With an extensive background in academia, consulting, and cybersecurity education, Sourabh's impact is truly multi-dimensional. He has been actively teaching cybersecurity and developing curricula for over five years, leaving a lasting impression on learners in Canada and the USA. His students have excelled in renowned companies like Meta, Google, Amazon, and GeoComply.
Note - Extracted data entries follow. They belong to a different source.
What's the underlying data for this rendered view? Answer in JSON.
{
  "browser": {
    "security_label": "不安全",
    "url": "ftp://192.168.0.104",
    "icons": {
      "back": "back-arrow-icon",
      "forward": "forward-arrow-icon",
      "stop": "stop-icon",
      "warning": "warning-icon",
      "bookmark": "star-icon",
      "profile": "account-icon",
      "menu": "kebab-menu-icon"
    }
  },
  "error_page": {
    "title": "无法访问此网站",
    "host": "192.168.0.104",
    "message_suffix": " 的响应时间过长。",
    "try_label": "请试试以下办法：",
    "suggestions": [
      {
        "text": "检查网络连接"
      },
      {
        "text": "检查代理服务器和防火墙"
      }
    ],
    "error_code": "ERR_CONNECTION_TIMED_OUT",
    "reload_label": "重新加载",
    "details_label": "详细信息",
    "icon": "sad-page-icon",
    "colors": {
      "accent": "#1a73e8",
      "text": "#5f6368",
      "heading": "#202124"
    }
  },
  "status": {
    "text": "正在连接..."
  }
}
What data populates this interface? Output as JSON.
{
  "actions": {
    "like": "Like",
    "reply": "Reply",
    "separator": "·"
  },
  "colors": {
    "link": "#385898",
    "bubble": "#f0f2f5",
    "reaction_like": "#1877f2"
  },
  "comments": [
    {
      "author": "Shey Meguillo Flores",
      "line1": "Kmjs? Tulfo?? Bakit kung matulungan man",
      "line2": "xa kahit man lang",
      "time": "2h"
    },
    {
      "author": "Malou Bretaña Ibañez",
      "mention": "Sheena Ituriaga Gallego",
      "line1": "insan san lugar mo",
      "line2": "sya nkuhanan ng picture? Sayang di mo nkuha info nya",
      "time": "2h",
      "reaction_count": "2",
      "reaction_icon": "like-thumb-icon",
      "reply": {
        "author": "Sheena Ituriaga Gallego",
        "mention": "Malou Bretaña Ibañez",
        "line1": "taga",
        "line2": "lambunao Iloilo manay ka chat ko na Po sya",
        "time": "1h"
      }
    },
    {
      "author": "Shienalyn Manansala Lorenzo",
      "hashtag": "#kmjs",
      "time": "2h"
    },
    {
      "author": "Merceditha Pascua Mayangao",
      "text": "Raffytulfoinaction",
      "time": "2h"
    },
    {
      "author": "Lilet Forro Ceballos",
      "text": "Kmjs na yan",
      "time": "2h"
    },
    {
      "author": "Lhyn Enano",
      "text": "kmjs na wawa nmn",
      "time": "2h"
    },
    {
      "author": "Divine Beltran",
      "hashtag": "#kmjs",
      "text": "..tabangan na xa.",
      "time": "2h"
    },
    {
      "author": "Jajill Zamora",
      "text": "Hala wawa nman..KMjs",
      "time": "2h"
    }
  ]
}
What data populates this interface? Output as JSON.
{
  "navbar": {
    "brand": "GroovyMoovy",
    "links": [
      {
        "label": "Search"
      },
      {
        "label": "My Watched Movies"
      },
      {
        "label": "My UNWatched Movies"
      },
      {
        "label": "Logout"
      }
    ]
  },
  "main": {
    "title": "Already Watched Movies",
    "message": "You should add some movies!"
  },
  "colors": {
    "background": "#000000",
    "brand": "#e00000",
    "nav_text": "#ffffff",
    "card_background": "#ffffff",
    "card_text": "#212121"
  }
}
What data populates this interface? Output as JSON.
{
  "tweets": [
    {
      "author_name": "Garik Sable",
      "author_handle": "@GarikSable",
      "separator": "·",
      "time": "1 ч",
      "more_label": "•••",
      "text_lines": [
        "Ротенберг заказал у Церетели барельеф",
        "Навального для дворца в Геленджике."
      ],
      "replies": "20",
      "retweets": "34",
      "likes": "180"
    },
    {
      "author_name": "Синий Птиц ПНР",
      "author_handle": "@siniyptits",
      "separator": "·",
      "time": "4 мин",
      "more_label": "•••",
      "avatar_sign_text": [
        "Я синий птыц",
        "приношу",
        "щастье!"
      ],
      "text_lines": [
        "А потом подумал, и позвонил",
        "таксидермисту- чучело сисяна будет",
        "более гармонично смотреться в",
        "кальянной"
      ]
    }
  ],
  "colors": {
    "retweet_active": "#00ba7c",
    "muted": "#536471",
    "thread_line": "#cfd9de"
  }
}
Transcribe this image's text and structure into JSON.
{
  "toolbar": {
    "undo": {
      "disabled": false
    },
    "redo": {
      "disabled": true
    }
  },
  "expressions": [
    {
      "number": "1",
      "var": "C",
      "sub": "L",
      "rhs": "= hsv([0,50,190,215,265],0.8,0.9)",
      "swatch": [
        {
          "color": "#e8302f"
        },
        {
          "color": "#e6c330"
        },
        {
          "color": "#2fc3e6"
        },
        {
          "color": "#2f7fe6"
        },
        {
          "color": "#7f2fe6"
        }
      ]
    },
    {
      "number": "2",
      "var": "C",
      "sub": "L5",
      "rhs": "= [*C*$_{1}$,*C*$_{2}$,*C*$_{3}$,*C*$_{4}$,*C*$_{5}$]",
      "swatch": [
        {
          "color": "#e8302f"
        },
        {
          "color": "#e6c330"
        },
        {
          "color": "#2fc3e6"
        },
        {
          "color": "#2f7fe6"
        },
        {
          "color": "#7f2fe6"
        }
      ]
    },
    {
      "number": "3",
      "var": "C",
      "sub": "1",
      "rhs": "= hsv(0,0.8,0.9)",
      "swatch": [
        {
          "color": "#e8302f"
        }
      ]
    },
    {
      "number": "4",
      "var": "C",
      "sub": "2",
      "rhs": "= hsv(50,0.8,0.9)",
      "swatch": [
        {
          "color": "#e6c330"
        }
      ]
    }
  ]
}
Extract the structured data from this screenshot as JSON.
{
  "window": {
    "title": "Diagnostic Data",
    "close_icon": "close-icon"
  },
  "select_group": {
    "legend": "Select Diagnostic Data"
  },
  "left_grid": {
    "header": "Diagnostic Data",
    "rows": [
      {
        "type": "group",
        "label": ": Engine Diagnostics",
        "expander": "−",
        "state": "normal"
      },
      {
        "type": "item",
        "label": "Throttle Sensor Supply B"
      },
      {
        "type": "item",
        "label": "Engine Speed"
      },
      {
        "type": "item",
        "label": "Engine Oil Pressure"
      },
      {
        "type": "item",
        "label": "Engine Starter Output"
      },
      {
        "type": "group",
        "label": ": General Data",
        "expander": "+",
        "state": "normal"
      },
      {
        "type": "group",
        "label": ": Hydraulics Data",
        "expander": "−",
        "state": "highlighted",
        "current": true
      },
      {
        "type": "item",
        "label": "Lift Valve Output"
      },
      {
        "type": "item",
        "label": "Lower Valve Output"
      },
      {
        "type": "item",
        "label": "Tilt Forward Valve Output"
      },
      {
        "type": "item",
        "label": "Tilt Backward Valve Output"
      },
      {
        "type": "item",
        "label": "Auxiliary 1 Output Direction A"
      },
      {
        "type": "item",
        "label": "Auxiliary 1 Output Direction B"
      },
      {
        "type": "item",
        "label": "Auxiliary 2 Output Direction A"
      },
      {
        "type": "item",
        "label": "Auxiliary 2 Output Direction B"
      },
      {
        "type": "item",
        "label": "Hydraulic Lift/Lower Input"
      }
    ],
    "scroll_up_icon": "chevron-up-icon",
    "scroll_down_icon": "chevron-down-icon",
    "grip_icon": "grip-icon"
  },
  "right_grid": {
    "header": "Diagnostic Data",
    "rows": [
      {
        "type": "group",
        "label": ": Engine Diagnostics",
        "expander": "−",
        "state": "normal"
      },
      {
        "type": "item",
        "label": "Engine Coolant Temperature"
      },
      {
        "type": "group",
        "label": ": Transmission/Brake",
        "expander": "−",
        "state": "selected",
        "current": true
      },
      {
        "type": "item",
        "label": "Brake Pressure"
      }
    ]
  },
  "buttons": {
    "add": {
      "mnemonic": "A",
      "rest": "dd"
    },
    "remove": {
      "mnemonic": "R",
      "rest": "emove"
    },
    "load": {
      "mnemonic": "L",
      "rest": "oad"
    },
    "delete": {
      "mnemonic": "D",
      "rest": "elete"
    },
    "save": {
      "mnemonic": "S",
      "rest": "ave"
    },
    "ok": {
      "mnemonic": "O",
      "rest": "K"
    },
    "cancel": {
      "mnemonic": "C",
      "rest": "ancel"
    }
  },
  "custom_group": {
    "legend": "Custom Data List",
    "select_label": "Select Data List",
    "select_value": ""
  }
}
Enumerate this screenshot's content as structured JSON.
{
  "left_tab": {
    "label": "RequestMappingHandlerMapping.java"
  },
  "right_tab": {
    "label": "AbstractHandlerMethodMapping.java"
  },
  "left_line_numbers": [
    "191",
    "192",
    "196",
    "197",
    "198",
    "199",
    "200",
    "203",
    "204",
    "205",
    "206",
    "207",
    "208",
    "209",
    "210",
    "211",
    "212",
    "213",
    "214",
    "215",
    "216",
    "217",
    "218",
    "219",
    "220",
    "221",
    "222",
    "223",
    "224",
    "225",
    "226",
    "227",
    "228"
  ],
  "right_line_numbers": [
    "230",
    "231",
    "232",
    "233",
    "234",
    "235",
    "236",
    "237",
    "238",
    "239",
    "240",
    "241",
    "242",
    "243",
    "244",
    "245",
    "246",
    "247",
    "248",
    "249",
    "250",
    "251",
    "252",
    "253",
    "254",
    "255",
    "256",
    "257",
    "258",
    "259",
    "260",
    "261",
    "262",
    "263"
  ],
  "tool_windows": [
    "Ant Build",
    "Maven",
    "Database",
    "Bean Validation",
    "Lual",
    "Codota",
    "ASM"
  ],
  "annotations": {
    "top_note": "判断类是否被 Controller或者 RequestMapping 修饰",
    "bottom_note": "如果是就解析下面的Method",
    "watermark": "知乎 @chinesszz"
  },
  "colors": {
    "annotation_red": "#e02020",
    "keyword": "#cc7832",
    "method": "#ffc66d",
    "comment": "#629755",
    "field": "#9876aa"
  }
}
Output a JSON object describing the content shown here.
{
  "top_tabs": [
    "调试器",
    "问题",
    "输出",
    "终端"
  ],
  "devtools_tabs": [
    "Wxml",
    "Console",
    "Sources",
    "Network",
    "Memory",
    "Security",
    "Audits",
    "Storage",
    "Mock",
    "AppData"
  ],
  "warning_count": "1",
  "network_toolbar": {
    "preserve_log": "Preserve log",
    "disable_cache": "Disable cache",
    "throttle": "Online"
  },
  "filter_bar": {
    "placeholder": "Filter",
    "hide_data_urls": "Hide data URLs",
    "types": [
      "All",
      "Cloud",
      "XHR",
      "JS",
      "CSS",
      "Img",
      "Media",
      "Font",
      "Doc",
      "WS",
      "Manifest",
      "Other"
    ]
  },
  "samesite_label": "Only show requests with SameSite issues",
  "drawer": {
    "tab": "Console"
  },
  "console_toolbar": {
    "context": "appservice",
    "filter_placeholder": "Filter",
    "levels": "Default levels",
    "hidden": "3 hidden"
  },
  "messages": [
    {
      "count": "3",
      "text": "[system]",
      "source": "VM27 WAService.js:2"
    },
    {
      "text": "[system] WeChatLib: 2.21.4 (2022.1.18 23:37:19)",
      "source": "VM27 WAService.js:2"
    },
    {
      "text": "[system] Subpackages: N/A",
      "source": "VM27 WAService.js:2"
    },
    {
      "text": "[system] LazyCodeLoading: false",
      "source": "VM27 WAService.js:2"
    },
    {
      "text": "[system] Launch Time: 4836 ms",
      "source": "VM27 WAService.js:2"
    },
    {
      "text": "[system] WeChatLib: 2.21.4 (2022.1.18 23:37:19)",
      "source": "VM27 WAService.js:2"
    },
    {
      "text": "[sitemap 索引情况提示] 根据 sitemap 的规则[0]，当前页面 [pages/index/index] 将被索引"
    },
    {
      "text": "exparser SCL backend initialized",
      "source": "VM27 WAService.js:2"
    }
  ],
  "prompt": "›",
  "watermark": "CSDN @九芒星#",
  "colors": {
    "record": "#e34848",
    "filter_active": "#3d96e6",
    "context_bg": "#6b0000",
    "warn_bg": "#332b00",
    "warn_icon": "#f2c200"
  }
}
Sourabh's holistic portfolio showcases his commitment to fostering innovation, nurturing collaboration, and championing forward-looking approaches. His deep-rooted comprehension of technology and his unwavering dedication to empowering individuals and organizations with essential cybersecurity knowledge positions him as a prominent influencer in navigating the ever-evolving cybersecurity landscape.